Menurutku (Imam Adz-Dzhabi), “Ya, demi Allah, memang benar demikian
tentang dirinya, melakukannya (hal-hal seperti di atas)…” (Lihat, Mizanul ‘Itidal, I:331-339)
Kedua, terdapat rawi Al-Mughirah bin Miqsam Adh-Dhabbi, dia rawi mudallis (menyamarkan sanada) dan ia meriwayatkannya dengan shigah (bentuk) periwayatan ‘an (dari) tanpa menjelaskan dengan tahdits. (Lihat, Taqrib At-Tahdzib, hal. 966, Ta’rif Ahl At-Taqdis, hal. 121)
Catatan:
Tahdits adalah periwayatan seorang rawi dengan bentuk haddatsanaa (menceritakan kepada kami) atau akhbaranaa (mengabarkan kepada kami)
Sehubungan dengan penilaian dhaif dari sebagian ulama di atas, Syekh Al-Albani memberikan penjelasan sebagai berikut:
(قلت: حديث صحيح، وقال الحاكم: " صحيح على شرط مسلم وافقه الذهبي وقال
البوصيري: هذا إسناد صحيح "إسناده: حدثنا محمد بن المُصَفَّى وعمر بن حفص
الوَصابي- المعنى- قالا:ثنا بقية: ثنا شعبة عن المغيرة الضّبي عن عبد
العزيز بن زفَيْع عن أبي صالح عن أبي هريرة... قال عمر: عن شعبة.
قلت: وهذا إسناد رجاله ثقات كلهم؛ وبقية إنما يخشى منه إذا عنعن؛ لأنه
مدلس، وقد صرح بالتحديث في رواية ابن المصفى، وكذا في رواية غيره كما يأتي،
فزالت شبهة تدليسه، فيتبادر إلى الذهن أنه صح الإسناد، وليس كذلك - وإن
ظنه كثيرون-؛ فإن فيه مدلساً آخر، ذهلوا عنه؛ لأنه ليس مشهوراً بالتدليس
مثل بقية، ألا وهو المغيرة بن مِقْسَم الضبي؛ فإنه- مع إتقانه- كان يدلس
كما في "التقريب " وغيره؛ فهو علة هذا الإسًناد؛ إلا أن الحديث صحيح
يشواهده المتقدمة.
“Menurut saya, hadis itu shahih. Dan Al-Hakim berkata, ‘Hadis itu
shahih sesuai dengan syarat Muslim.’ Dan penilaian Al-Hakim disetujui
oleh Adz-Dzahabi, dan Al-Bushairi berkata, ‘Ini sanad yang shahih’.
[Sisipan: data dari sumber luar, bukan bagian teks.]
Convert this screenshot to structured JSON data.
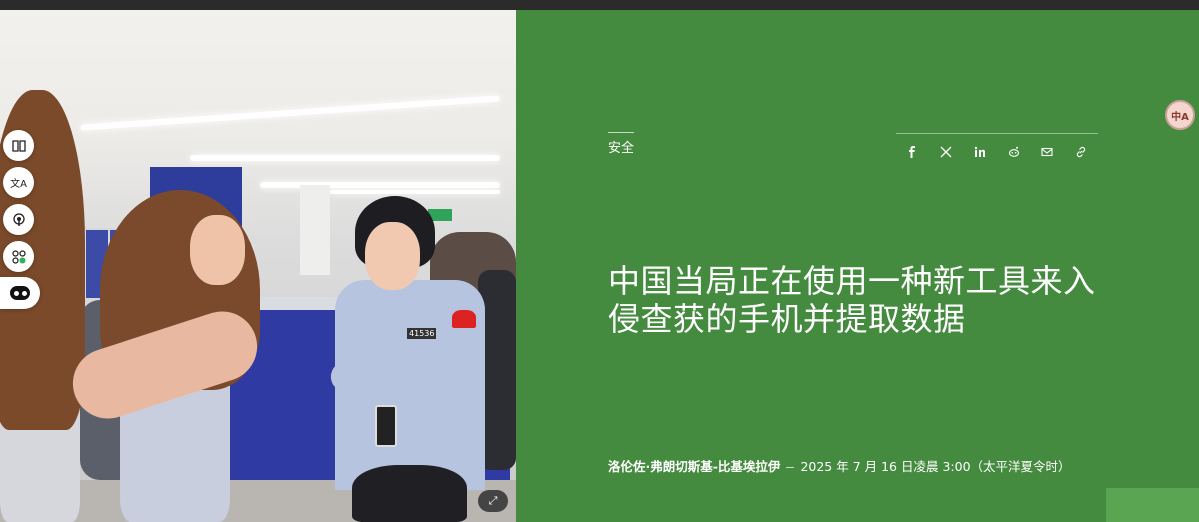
{
  "article": {
    "category": "安全",
    "headline": "中国当局正在使用一种新工具来入侵查获的手机并提取数据",
    "author": "洛伦佐·弗朗切斯基-比基埃拉伊",
    "date": "2025 年 7 月 16 日凌晨 3:00（太平洋夏令时）"
  },
  "share_icons": [
    "facebook-icon",
    "x-icon",
    "linkedin-icon",
    "reddit-icon",
    "mail-icon",
    "link-icon"
  ],
  "side_toolbar": [
    "book-icon",
    "translate-icon",
    "podcast-icon",
    "apps-icon",
    "assistant-bot-icon"
  ],
  "photo": {
    "badge_text": "41536"
  },
  "translate_bubble": "中A",
  "colors": {
    "panel_bg": "#458b3f",
    "accent_block": "#5aa552",
    "text": "#ffffff"
  }
}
Adapun sanadnya: Muhammad bin Al-Mushaffa dan Umar bin Hafsh Al-Washabiy
telah menceritakan kepada kami. Keduanya berkata, ‘Baqiyyah telah
menceritakan kepada kami, Syu’bah telah menceritakan kepada kami, dari
Al-Mughirah Ad-Dhabbi, dari Abdul Aziz bin Rufai’, dari Abu Shalih, dari
Abu Huraerah…Umar berkata, ‘Dari Syu’bah.’
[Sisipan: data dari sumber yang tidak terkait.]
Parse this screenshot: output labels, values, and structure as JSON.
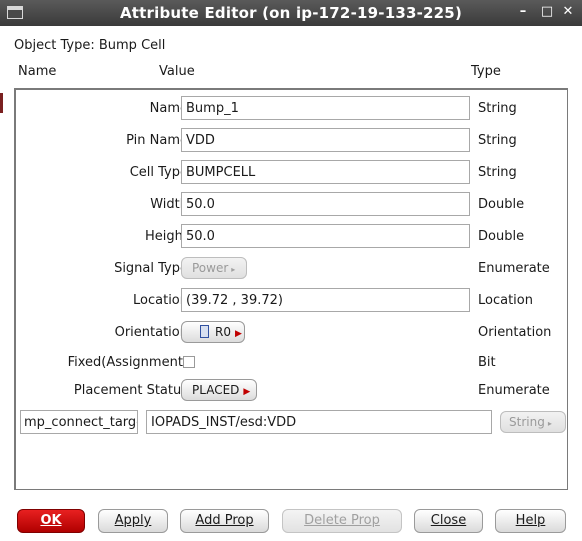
{
  "window": {
    "title": "Attribute Editor (on ip-172-19-133-225)",
    "minimize_glyph": "–",
    "maximize_glyph": "□",
    "close_glyph": "✕"
  },
  "object_type": {
    "label": "Object Type:",
    "value": "Bump Cell"
  },
  "headers": {
    "name": "Name",
    "value": "Value",
    "type": "Type"
  },
  "properties": [
    {
      "name": "Name",
      "value": "Bump_1",
      "type": "String"
    },
    {
      "name": "Pin Name",
      "value": "VDD",
      "type": "String"
    },
    {
      "name": "Cell Type",
      "value": "BUMPCELL",
      "type": "String"
    },
    {
      "name": "Width",
      "value": "50.0",
      "type": "Double"
    },
    {
      "name": "Height",
      "value": "50.0",
      "type": "Double"
    },
    {
      "name": "Signal Type",
      "value": "Power",
      "type": "Enumerate",
      "disabled": true
    },
    {
      "name": "Location",
      "value": "(39.72 , 39.72)",
      "type": "Location"
    },
    {
      "name": "Orientation",
      "value": "R0",
      "type": "Orientation",
      "icon": "orientation-icon"
    },
    {
      "name": "Fixed(Assignment)",
      "value": "",
      "type": "Bit",
      "checked": false
    },
    {
      "name": "Placement Status",
      "value": "PLACED",
      "type": "Enumerate"
    }
  ],
  "custom_prop": {
    "name": "mp_connect_target",
    "value": "IOPADS_INST/esd:VDD",
    "type_button": "String",
    "type_disabled": true
  },
  "buttons": {
    "ok": "OK",
    "apply": "Apply",
    "add_prop": "Add Prop",
    "delete_prop": "Delete Prop",
    "close": "Close",
    "help": "Help"
  },
  "colors": {
    "titlebar": "#3a3a3a",
    "ok_button": "#d01010",
    "accent_arrow": "#c00000"
  }
}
Menurut saya, ‘Sanad hadis ini semua rawinya tsiqat (kredibel), dan
kehawatiran terhadap Baqiyyah tiada lain apabila ia meriwayatkan hadis
dengan bentuk ‘an, karena ia mudallis. Namun dalam periwayatan hadis ini, ia menjelaskannya secara tahdits pada riwayat Ibnu Mushaffa dan lain-lain, sebagaimana akan dikemukakan, maka hilanglah syubhat tadlisnya.
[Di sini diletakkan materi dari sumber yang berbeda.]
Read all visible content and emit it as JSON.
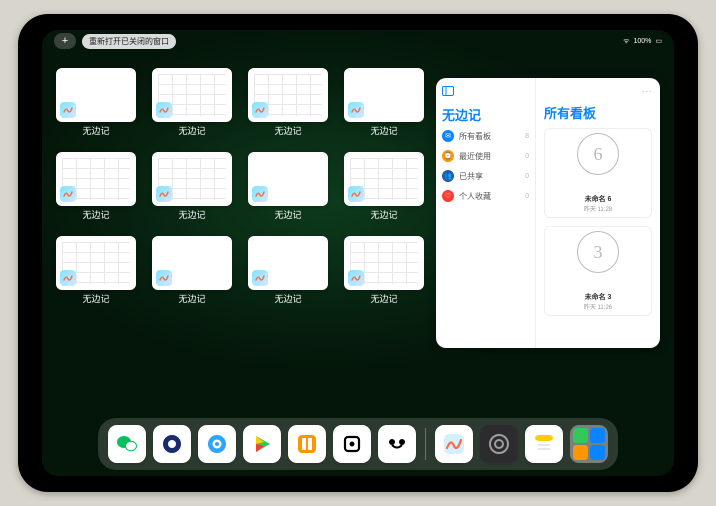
{
  "status": {
    "time": "",
    "battery_label": "100%",
    "add_glyph": "+"
  },
  "reopen": {
    "label": "重新打开已关闭的窗口"
  },
  "thumbs": {
    "label": "无边记",
    "items": [
      {
        "hasGrid": false
      },
      {
        "hasGrid": true
      },
      {
        "hasGrid": true
      },
      {
        "hasGrid": false
      },
      {
        "hasGrid": true
      },
      {
        "hasGrid": true
      },
      {
        "hasGrid": false
      },
      {
        "hasGrid": true
      },
      {
        "hasGrid": true
      },
      {
        "hasGrid": false
      },
      {
        "hasGrid": false
      },
      {
        "hasGrid": true
      }
    ]
  },
  "sidepanel": {
    "left_title": "无边记",
    "items": [
      {
        "icon": "message",
        "color": "blue",
        "label": "所有看板",
        "count": 8
      },
      {
        "icon": "recent",
        "color": "orange",
        "label": "最近使用",
        "count": 0
      },
      {
        "icon": "shared",
        "color": "navy",
        "label": "已共享",
        "count": 0
      },
      {
        "icon": "fav",
        "color": "red",
        "label": "个人收藏",
        "count": 0
      }
    ],
    "right_title": "所有看板",
    "boards": [
      {
        "sketch": "6",
        "name": "未命名 6",
        "sub": "昨天 11:28"
      },
      {
        "sketch": "3",
        "name": "未命名 3",
        "sub": "昨天 11:26"
      }
    ],
    "more": "···"
  },
  "dock": {
    "apps": [
      {
        "name": "wechat",
        "bg": "white"
      },
      {
        "name": "quark",
        "bg": "white"
      },
      {
        "name": "browser",
        "bg": "white"
      },
      {
        "name": "play",
        "bg": "white"
      },
      {
        "name": "books",
        "bg": "white"
      },
      {
        "name": "obsidian",
        "bg": "white"
      },
      {
        "name": "app7",
        "bg": "white"
      }
    ],
    "recent": [
      {
        "name": "freeform",
        "bg": "white"
      },
      {
        "name": "settings",
        "bg": "dark"
      },
      {
        "name": "notes",
        "bg": "white"
      }
    ]
  }
}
Dengan demikian, yang segera dipahami bahwa sanad hadis itu
shahih—sebagaimana diduga oleh kebanyakan ulama—namun ternyata tidaklah
demikian, sebab masih ada rawi lain yang mudallis yang kurang mendapat perhatian dari mereka karena tadlis
rawi itu tidak sepopuler Baqiyah. Rawi yang dimaksud ialah Al-Mughirah
bin Miqsam Adh-Dhabbi. Meskipun ia dapat dikategorikan rawi yang cermat,
namun ia melakukan tadlis sebagaimana diterangkan dalam kitab Taqrib At-Tahdzib
dan lainnya. Maka dialah yang menjadi kecacatan pada sanad ini. Namun,
hadis ini dapat dikategorikan shahih berdasarkan periwayatan para rawi
lainnya sebagaimana telah disampaikan sebelumnya.” (Lihat, Shahih Sunan Abu Dawud, IV:239-240)
Berdasarkan penjelasan Syekh Al-Albani di atas, dapat diambil
kesimpulan bahwa hadis tentang Iedul fitri jatuh pada hari Jumat—yang
bersumber dari Abu Huraerah—derajatnya shahih.